Amalfi, avec ses deux ou trois cents maisons éparses sur la rive, ses roches qui la dominent, et son château en ruines qui domine ses roches, est d’un charmant aspect pour le voyageur qui y arrive par mer ; elle se dessine alors en amphithéâtre et présente d’un seul coup d’œil toutes ses beautés qui lui ont mérité d’être citée par Boccace comme une des plus délicieuses villes de l’Italie : c’est que du temps de Boccace Amalfi était presque une reine, tandis qu’aujourd’hui Amalfi est à peine une esclave. Il est vrai qu’elle a toujours ses bosquets de myrtes et ses massifs d’orangers ; il est vrai qu’après chaque pluie d’été elle retrouve ses belles cascades, mais ce sont là les dons de Dieu que les hommes n’ont pu lui ôter : tout le reste, grandeur, puissance, commerce, liberté, tout ce reste, elle l’a perdu, et il ne lui reste que le souvenir de ce qu’elle a été, c’est-à-dire ce que le ver du cercueil serait au cadavre, si le cadavre pouvait sentir que le ver le ronge.

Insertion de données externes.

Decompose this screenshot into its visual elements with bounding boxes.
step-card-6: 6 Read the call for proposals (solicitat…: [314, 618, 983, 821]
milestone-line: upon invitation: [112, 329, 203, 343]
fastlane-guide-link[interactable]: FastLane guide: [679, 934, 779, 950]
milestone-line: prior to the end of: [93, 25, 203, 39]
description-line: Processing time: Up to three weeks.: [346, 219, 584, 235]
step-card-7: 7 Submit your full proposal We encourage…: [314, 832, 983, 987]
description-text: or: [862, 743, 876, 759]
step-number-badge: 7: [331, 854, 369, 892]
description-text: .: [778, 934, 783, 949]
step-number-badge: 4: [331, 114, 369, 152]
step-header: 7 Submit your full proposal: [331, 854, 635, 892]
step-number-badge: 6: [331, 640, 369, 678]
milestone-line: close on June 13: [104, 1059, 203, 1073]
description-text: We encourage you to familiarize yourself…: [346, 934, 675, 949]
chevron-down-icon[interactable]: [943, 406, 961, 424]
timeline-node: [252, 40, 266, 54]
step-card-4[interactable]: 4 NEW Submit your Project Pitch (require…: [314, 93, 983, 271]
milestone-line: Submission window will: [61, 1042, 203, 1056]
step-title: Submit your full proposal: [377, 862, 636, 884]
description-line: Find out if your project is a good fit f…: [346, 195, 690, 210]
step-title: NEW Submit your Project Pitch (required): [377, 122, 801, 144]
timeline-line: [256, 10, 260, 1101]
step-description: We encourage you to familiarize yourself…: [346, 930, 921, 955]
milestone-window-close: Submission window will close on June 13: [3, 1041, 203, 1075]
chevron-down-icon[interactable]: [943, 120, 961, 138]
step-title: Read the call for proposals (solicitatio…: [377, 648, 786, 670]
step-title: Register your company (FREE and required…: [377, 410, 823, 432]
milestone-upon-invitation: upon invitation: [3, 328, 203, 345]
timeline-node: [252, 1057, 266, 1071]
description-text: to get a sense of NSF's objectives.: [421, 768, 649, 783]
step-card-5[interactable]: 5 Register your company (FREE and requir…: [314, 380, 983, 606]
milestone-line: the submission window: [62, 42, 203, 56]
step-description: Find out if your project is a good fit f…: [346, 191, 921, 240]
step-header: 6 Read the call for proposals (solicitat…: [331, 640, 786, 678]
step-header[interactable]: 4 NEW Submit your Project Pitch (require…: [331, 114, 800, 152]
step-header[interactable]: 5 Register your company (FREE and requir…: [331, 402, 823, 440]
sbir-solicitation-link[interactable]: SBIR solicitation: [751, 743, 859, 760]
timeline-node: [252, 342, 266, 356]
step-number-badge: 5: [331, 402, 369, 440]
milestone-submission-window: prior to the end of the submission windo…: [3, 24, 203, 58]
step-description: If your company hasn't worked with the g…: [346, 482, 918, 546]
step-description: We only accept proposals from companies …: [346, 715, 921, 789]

En effet, peu de villes ont un passé comme celui d’Amalfi.

En 1135 on y trouve les Pandectes de Justinien.

En 1302 Flavio Gioja y invente la boussole.

Enfin, en 1622, Masaniello y voit le jour.

Ainsi, le principe de toute loi, la base de toute navigation, le germe de toute souveraineté populaire, prennent naissance dans ce petit coin du monde qui n’a plus aujourd’hui pour le consoler de toutes ses grandeurs passées que la réputation de faire le meilleur macaroni qui se pétrisse de Cbambéry à Reggio, du mont Cenis au mont Etna.

Entre ses cascades est une fonderie où l’on fabrique le fer qui se tire de l’île d’Elbe, cet autre royaume déchu, qui ne subsistera dans l’histoire que pour avoir servi dix mois de piédestal à un géant.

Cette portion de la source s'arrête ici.